Genre: romance, drama.

Warning: MATURE CONTENTS.
explicit sexual content, smut, hard story plot.
typo(s), OOC, author plot universe.


…:0-0-0:…

.

Buku adalah perangkat sekolah nomor satu yang Kurosaki jauhi. Jika melihat buku kamus atau buku tebal lain yang semacam dengan ensiklopedia, Kurosaki tanpa segan menjauhkan buku itu dengan kasar menggunakan kaki kanannya. Tidak juga sepenuhnya membenci buku, pokoknya ia benar-benar tidak antusias. Dia bahkan menjuluki perpustakan sebagai Palung Terdalam Neraka. Jadi tidak akan ada hal di muka bumi ini yang mampu membuat Ichigo Kurosaki merangkak ke dalam perpustakaan.

Tapi akhir-akhir ini sesuatu melanda perasaannya.

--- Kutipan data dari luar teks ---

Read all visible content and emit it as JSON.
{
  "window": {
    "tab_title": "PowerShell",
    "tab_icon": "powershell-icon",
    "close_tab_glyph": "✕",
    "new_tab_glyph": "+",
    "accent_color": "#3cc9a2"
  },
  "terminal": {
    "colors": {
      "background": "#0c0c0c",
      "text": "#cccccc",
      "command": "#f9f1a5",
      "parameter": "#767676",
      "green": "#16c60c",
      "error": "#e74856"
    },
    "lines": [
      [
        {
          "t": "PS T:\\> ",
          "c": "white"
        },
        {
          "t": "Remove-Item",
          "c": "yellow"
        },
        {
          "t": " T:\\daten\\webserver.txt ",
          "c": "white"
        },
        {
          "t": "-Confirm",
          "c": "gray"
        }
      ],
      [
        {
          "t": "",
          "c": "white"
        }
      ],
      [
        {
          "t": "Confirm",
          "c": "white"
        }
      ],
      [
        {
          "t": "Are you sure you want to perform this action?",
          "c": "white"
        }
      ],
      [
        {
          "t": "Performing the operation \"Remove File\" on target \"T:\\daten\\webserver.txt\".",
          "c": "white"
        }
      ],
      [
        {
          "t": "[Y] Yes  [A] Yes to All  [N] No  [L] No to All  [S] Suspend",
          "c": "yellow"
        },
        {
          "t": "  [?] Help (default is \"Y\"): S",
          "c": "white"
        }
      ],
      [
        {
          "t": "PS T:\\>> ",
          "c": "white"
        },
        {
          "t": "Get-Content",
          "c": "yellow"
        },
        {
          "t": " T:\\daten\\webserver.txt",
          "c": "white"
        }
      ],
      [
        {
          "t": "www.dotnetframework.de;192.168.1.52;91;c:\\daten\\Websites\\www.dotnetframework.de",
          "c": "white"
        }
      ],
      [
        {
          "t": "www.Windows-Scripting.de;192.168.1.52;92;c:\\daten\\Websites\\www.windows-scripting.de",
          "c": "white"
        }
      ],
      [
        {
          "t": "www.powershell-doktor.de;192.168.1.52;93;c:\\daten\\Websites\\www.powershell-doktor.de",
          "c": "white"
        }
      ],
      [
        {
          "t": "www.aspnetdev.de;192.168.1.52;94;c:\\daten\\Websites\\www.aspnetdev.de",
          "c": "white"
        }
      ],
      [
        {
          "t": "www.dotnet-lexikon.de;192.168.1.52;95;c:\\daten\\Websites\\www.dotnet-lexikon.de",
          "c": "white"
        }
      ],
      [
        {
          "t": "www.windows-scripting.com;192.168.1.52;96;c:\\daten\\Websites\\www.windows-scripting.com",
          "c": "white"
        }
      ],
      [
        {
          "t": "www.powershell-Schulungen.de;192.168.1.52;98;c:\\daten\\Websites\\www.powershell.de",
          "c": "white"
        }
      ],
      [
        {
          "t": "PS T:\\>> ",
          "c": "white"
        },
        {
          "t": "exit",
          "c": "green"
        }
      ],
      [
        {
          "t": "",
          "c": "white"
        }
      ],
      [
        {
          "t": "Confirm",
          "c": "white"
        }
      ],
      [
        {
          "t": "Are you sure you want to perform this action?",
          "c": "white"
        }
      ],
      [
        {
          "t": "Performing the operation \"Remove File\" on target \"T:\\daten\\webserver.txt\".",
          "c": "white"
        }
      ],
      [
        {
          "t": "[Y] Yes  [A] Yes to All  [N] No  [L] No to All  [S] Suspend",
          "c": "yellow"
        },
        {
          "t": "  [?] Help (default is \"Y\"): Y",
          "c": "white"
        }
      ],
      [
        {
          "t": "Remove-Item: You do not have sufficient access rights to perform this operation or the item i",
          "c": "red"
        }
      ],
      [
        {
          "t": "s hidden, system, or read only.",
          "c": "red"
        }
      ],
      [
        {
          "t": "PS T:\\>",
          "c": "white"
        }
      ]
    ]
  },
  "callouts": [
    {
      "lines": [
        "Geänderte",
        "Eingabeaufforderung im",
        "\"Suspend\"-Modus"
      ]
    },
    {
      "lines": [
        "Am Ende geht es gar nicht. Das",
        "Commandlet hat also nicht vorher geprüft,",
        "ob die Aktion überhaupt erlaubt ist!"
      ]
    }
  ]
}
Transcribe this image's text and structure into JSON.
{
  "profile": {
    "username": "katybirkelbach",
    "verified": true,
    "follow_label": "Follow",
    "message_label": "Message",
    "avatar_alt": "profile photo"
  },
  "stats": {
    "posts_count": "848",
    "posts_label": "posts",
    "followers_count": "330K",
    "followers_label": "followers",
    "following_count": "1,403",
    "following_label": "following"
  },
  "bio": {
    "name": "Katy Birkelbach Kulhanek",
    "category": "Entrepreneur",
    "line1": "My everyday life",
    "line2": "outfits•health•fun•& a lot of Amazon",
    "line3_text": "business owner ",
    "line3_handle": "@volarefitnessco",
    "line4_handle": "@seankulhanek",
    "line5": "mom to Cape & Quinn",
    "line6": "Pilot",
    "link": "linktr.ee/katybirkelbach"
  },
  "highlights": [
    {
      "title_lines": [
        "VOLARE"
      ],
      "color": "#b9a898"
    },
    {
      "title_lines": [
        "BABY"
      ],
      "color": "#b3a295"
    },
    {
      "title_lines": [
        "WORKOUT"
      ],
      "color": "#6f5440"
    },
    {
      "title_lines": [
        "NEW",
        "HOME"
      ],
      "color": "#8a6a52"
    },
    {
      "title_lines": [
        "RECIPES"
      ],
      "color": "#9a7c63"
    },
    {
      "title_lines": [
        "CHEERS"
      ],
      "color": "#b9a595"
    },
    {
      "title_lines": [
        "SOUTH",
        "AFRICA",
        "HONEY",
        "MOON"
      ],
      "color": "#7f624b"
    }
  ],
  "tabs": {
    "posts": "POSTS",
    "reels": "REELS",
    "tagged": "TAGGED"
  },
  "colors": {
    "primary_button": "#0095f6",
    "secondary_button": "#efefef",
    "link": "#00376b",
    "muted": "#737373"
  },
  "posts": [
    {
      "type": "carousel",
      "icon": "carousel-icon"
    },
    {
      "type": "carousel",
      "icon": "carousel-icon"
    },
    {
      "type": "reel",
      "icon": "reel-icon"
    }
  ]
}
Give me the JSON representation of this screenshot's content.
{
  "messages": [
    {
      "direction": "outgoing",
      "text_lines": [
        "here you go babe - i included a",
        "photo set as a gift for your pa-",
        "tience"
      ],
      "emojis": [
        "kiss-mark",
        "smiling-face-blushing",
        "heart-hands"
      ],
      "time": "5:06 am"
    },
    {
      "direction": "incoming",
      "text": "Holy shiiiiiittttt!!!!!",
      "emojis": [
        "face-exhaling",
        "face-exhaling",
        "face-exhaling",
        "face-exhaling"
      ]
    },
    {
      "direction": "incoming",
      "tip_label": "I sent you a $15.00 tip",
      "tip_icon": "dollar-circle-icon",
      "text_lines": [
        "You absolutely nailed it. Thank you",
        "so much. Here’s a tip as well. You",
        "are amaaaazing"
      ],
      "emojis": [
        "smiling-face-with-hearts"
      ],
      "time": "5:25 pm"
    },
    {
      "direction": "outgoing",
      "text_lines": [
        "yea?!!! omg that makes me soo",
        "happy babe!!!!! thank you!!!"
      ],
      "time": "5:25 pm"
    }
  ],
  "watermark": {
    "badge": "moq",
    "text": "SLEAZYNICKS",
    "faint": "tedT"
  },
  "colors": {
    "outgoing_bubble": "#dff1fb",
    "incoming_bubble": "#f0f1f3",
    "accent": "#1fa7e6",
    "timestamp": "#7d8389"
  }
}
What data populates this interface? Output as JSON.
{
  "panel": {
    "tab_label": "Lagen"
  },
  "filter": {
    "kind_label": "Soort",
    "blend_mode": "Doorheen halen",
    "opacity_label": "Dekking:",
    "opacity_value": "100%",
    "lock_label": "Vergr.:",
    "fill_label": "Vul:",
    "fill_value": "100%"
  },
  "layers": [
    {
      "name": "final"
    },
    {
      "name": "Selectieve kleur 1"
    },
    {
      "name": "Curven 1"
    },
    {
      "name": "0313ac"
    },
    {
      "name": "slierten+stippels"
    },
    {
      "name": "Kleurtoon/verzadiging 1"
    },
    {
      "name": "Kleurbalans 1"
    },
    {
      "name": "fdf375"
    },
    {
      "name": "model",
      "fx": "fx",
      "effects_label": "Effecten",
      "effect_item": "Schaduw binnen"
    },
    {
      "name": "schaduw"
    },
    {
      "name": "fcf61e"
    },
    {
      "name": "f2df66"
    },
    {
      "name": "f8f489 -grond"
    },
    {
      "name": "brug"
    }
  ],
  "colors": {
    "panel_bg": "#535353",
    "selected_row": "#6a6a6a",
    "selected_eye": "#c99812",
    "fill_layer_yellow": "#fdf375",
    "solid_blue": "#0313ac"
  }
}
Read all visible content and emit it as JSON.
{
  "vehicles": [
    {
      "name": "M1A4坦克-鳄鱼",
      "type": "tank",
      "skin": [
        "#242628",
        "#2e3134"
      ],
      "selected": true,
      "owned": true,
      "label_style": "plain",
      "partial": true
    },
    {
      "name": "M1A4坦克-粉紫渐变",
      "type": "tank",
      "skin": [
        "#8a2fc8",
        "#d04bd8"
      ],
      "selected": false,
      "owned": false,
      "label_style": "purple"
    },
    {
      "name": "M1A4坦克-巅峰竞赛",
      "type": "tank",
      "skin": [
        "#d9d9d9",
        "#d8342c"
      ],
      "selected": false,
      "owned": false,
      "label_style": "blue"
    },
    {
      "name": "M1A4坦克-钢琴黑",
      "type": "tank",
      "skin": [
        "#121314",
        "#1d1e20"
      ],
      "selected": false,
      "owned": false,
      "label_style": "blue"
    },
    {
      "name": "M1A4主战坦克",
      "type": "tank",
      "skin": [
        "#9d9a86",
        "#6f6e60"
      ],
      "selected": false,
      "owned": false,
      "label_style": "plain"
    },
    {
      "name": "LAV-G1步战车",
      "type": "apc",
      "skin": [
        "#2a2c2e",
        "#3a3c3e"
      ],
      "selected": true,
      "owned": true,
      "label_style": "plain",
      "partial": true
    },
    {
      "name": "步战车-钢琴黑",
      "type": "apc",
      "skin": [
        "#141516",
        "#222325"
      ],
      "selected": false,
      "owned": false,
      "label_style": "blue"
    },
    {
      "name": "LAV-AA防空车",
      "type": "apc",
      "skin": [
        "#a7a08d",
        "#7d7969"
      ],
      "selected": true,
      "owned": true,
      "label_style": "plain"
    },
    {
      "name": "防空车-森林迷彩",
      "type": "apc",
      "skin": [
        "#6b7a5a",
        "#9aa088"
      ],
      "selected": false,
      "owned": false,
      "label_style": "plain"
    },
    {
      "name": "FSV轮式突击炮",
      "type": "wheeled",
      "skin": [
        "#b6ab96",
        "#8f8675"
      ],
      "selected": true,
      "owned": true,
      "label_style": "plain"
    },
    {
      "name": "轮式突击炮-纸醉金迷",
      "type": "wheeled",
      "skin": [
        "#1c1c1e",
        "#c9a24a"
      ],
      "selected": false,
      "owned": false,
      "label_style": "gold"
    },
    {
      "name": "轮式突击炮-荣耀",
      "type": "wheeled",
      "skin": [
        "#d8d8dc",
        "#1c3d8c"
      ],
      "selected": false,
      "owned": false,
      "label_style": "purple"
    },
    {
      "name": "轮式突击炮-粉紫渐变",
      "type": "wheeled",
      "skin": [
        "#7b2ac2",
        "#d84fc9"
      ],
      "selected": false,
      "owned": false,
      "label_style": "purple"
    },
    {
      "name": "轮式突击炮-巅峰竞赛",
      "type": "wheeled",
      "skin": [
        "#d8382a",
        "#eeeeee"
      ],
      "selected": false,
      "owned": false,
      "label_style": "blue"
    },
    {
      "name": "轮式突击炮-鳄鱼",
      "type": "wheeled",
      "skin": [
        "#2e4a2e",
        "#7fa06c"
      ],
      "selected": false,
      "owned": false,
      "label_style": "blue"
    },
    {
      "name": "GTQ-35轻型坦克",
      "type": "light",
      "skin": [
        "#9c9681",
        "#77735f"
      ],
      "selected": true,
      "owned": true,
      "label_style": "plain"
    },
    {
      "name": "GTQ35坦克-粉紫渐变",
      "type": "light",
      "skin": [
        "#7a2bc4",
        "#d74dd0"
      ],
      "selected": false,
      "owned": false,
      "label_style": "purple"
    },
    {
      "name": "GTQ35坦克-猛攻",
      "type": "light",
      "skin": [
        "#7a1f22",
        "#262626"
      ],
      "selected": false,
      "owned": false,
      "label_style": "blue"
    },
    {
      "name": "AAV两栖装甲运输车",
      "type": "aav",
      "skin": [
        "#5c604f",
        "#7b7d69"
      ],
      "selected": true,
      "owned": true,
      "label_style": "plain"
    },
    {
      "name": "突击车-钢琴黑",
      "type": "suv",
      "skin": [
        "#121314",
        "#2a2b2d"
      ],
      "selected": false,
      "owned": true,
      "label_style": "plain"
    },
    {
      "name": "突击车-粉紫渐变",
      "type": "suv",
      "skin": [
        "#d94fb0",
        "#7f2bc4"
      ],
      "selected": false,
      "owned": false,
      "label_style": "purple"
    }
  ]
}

Ada anak kelas sebelah berkacamata yang di kenal sebagai kutu buku parah oleh seluruh sekolah. Kurosaki belum pernah benar-benar melihat si kutu buku dari dekat sejak semester awal kelas dua. Jelas latar belakang keduanya berbeda, semua orang tau si kutu buku akan melarikan diri ke balik-balik rak buku berdebu saat bel istirahat berbunyi. Sedangkan Kurosaki, dia bisa saja berpindah kota selama setengah jam waktu istirahat.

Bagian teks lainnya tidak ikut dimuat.